Submitted to: Phytopathology
Publication Type: Peer reviewed journal
Publication Acceptance Date: 1/19/2009
Publication Date: 6/1/2009
Citation: Hagen, M., Stockwell, V., Whistler, C., Johnson, K.B., Loper, J.E. 2009. Stress tolerance and environmental fitness of Pseudomonas fluorescens A506, which has a mutation in rpoS. Phytopathology. 99:689-695. Interpretive Summary: The biological control agent Pseudomonas fluorescens A506 is registered for use on pear and apple trees to manage fire blight, an important disease that constrains pome fruit production throughout the United States and many parts of the world. The biological control agent is typically sprayed on pear and apple trees during the bloom period, and it colonizes blossom surfaces thereby preventing the infection of those blossoms by the fire blight pathogen. To be an effective biological control agent, A506 must survive on plant surfaces, even when the weather is severe or rapidly changing. Because most bacteria require an rpoS gene to survive environmental stress, we evaluated the importance of rpoS in the survival of A506 on pear and apple flowers and leaves in the field. To our surprise, we found that A506 has a defective rpoS gene and rpoS was not required for the survival of A506. Although A506 can survive environmental stress, it does so in a way that differs from other bacteria.

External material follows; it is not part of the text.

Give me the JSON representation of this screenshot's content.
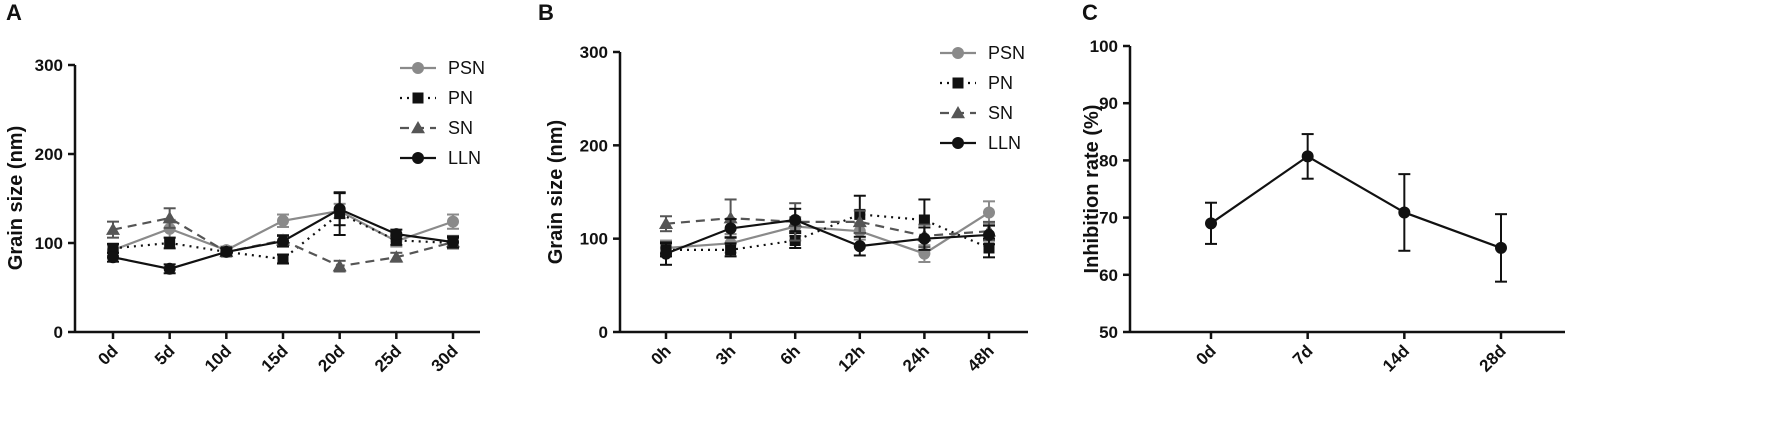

Technical Abstract: Bacteria living epiphytically on aerial plant surfaces encounter severe and rapidly fluctuating environmental conditions, and their capacity to withstand stress is considered to be a crucial factor contributing to epiphytic fitness. The stationary phase sigma factor RpoS is a key determinant in stress response of Gram-negative bacteria, including many strains of Pseudomonas spp. that inhabit plant surfaces. This study focused on the role of RpoS in stress response and epiphytic fitness of Pseudomonas fluorescens A506, a well-studied bacterial epiphyte of plants. We detected a frameshift mutation in the rpoS of A506 and demonstrated that the mutation resulted in a truncated, non-functional RpoS. We repaired the rpoS mutation in the genome of A506 using PCR followed by recombinational gene replacement. We then compared the stress response and epiphytic fitness of A506 to derivative strains having a full-length repaired RpoS or a disrupted RpoS. No consistent influence of RpoS on stress response or epiphytic population size of A506 of pear or apple leaves or blossoms was observed. Although the capacity of strain A506 to withstand exposure to environmental stress was similar to that of other fluorescent pseudomonads, this capacity was largely independent of rpoS.